Raschka details how OLMo 2 reverted to a form of Post-LN (Post-Norm), a design choice that had largely been abandoned in favor of Pre-LN in models like Llama. "In 2020, Xiong et al. showed that Pre-LN results in more well-behaved gradients at initialization," he writes, noting that OLMo 2's return to Post-LN was a deliberate move to enhance training stability. He further introduces the concept of QK-Norm, an additional normalization step applied to queries and keys within the attention mechanism. "QK-Norm is essentially yet another RMSNorm layer," Raschka clarifies, explaining that its placement helps stabilize the attention scores before they are processed.
The inclusion of OLMo 2 is a strategic choice by Raschka to show that innovation isn't monolithic. While DeepSeek pushes the boundaries of efficiency through complex compression, OLMo 2 explores the stability of foundational components. "Unfortunately this figure shows the results of the reordering together with QK-Norm, which is a separate concept. So, it's hard to tell how much the normalization layer reordering contributed by itself," he admits. This honesty about the limitations of current research data adds significant credibility to his analysis.

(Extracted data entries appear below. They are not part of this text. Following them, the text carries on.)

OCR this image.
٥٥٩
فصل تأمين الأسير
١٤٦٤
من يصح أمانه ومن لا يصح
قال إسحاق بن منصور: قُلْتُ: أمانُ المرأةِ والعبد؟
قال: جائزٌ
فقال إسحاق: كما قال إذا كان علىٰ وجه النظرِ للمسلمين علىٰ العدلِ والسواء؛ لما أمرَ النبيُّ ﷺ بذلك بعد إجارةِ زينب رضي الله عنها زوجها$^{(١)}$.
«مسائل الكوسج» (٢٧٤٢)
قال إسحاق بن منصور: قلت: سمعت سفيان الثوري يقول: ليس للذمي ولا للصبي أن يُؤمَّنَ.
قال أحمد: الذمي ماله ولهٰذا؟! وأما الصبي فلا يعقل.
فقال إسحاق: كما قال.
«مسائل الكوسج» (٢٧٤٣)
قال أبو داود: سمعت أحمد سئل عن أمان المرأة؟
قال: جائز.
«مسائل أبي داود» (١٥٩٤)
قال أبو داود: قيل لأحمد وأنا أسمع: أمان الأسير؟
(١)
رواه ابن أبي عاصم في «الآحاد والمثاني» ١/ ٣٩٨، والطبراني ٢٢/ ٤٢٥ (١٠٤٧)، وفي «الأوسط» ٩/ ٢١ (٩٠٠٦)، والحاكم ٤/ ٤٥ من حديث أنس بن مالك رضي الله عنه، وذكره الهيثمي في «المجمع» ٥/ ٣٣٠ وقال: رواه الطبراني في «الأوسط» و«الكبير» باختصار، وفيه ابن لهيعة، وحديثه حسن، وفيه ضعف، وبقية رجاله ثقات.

Critics might argue that focusing on architectural tweaks ignores the more significant driver of performance: the scale and quality of training data. However, Raschka's premise is that understanding the structural skeleton is essential for diagnosing why models behave the way they do, regardless of data volume.
Bottom Line
Sebastian Raschka's analysis provides a necessary corrective to the industry's tendency to conflate parameter count with architectural innovation. The strongest part of his argument is the evidence that efficiency gains, particularly through MLA and MoE, are now the primary battleground for model performance, not just raw size. The biggest vulnerability in the current landscape remains the opacity of training methodologies, which makes it difficult to fully isolate the impact of these architectural choices. As the field moves forward, professionals should watch whether these efficiency-focused designs can scale without hitting the same diminishing returns that have plagued previous generations of dense models.